2Sazonar 1 kg de costillas de cerdo con sal y pimienta.
3En una cacerola, echar un buen chorro de aceite de oliva virgen extra y dorar las costillas por todos lados. Retirarlas a medida que se vayan dorando.
4Una vez retiradas las costillas, retirar una poca de grasa del fondo de la cacerola.
5Añadir un ajo picado y dorarlo ligeramente.
6Añadir cebolla picada, una pizca de sal y remover. Sofreír a fuego medio hasta que la cebolla esté pochada (unos 10 minutos).
7Agregar una cucharada de postre de pimentón choricero y una cucharada de postre de tomate concentrado. Remover.
8Añadir dos cucharadas de tomate frito y mezclar.
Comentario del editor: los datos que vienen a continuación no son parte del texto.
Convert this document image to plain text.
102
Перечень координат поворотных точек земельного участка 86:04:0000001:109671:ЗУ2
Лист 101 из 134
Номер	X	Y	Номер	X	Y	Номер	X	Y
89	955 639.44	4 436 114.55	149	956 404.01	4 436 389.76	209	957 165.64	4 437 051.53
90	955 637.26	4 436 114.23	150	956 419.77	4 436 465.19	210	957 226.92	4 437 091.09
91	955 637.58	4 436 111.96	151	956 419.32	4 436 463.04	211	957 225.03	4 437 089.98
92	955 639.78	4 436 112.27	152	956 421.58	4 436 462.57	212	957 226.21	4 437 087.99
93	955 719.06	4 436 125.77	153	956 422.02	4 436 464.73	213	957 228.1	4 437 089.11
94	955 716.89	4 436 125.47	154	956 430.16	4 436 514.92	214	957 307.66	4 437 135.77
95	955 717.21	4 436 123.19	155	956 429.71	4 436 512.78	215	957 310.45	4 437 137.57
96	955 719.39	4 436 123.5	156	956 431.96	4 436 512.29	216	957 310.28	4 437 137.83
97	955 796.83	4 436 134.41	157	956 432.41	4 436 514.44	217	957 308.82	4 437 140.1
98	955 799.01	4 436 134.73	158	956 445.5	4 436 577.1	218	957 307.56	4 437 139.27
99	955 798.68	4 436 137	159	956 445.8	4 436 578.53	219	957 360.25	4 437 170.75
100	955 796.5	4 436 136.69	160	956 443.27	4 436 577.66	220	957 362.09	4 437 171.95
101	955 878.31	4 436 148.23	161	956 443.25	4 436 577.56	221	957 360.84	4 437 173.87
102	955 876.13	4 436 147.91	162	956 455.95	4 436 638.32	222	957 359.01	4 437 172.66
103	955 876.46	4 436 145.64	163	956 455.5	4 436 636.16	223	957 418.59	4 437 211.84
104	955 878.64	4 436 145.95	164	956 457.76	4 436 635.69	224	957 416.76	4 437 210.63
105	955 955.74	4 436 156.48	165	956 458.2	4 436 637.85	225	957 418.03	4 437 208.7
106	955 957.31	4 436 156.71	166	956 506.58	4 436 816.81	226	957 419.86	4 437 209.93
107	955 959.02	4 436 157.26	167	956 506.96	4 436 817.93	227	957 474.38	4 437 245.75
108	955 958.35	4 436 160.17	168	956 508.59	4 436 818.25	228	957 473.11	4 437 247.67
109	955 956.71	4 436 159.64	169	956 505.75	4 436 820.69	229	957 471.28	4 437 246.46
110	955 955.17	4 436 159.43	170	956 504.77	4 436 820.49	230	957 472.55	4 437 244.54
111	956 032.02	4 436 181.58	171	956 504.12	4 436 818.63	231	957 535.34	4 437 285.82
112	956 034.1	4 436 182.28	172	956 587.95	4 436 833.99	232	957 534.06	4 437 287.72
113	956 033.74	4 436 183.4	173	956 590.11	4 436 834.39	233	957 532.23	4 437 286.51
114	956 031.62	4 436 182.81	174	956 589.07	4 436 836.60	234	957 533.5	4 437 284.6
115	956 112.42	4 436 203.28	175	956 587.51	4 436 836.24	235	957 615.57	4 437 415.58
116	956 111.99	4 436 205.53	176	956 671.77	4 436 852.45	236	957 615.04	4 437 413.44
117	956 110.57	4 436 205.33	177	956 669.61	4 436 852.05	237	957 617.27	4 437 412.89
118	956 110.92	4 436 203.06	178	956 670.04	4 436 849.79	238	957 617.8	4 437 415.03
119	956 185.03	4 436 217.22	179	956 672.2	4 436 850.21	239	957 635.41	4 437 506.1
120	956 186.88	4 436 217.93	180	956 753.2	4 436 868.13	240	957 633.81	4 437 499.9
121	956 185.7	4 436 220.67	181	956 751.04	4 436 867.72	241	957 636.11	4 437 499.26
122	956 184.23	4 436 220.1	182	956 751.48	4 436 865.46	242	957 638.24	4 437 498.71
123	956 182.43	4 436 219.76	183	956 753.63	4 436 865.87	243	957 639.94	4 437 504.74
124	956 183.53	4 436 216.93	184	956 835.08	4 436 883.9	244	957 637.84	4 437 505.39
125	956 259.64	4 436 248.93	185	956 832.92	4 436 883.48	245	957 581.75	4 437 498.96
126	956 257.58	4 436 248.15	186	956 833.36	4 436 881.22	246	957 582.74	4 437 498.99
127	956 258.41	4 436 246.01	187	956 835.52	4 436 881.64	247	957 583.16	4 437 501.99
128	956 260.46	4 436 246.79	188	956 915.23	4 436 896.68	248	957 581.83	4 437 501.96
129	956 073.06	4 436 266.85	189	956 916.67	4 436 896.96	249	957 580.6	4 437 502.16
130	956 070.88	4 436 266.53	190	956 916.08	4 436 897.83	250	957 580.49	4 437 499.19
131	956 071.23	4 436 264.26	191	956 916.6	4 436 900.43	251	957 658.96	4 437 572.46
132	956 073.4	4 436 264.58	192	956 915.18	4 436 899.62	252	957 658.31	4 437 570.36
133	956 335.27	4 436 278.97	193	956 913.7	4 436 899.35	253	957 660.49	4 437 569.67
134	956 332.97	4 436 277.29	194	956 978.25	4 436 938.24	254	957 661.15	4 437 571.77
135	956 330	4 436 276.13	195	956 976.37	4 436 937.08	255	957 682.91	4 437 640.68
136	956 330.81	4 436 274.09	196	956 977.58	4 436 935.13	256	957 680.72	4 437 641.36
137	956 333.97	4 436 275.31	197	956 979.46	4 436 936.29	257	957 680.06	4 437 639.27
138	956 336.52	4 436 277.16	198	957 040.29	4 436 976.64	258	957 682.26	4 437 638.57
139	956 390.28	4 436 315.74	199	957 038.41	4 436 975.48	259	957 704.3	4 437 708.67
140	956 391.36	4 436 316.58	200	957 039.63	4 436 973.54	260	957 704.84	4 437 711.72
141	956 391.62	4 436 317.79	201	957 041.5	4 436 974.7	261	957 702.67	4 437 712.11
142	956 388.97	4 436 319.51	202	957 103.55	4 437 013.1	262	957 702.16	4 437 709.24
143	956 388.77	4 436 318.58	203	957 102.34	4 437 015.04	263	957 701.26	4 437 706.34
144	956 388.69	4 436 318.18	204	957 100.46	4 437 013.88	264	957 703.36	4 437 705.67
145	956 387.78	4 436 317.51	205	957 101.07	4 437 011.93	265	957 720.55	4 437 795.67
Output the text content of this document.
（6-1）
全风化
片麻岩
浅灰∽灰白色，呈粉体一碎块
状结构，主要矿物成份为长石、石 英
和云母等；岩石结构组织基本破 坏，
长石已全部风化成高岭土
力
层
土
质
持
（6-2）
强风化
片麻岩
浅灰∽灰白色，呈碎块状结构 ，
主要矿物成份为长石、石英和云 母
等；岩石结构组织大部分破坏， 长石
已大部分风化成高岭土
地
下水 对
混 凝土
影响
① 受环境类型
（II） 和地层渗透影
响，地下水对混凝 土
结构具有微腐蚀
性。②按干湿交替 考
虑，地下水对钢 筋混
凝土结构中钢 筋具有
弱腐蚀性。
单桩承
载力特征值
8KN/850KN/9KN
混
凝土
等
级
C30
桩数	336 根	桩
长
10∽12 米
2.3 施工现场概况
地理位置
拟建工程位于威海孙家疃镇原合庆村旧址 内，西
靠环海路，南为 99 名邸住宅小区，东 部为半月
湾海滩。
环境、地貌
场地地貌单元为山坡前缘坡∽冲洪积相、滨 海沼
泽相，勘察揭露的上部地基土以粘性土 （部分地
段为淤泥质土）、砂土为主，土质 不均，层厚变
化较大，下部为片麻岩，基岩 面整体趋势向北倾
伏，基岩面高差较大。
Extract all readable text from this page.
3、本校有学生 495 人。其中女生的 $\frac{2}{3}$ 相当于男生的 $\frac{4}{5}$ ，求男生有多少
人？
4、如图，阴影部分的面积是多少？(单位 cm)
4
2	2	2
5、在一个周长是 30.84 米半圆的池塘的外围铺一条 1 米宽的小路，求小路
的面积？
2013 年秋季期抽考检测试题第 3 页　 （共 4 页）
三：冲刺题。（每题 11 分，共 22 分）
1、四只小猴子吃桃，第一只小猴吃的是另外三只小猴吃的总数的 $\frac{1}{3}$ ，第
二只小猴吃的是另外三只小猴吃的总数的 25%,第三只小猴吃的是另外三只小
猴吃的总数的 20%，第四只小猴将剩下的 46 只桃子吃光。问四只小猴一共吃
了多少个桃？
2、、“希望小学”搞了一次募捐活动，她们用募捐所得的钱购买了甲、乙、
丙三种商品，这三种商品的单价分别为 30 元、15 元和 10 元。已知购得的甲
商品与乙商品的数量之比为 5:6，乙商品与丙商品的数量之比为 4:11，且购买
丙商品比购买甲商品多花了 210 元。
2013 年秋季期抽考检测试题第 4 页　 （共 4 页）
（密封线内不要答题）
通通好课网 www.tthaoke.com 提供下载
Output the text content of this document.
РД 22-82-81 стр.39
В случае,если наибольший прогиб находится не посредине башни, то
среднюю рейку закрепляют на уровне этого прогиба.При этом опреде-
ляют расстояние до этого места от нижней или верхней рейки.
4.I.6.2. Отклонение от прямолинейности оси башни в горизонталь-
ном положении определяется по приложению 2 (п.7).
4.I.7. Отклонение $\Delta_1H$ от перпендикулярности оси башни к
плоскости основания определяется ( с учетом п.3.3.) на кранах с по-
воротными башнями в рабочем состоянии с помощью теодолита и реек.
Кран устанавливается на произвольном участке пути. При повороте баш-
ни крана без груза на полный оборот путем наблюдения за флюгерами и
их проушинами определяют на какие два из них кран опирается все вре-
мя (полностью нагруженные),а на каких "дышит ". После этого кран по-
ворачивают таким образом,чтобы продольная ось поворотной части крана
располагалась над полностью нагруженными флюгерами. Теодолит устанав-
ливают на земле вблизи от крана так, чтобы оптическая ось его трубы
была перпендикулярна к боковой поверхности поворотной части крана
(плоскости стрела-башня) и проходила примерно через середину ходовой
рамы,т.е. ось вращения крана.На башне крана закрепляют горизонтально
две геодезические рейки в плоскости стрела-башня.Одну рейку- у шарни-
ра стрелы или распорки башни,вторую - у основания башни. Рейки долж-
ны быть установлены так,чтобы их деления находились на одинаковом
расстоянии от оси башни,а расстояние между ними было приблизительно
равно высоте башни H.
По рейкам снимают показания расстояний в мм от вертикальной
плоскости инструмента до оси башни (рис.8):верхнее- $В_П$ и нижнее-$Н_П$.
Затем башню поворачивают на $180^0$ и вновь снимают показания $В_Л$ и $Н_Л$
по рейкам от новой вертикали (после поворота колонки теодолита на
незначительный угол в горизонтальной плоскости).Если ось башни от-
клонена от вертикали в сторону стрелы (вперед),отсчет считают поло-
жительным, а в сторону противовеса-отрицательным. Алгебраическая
9Verter 100 ml de vino tinto, subir el fuego y dejar reducir 5 minutos.
10Pasado el tiempo, añadir las alcachofas y mezclar.
11Añadir 200 g de arroz carnaroli y mezclar un par de minutos.
12Añadir las costillas.
13Verter caldo de pollo o de carne hasta cubrir casi completamente. Dejar cocinar 18 minutos, añadiendo caldo a medida que lo necesite (1,5 litros en total).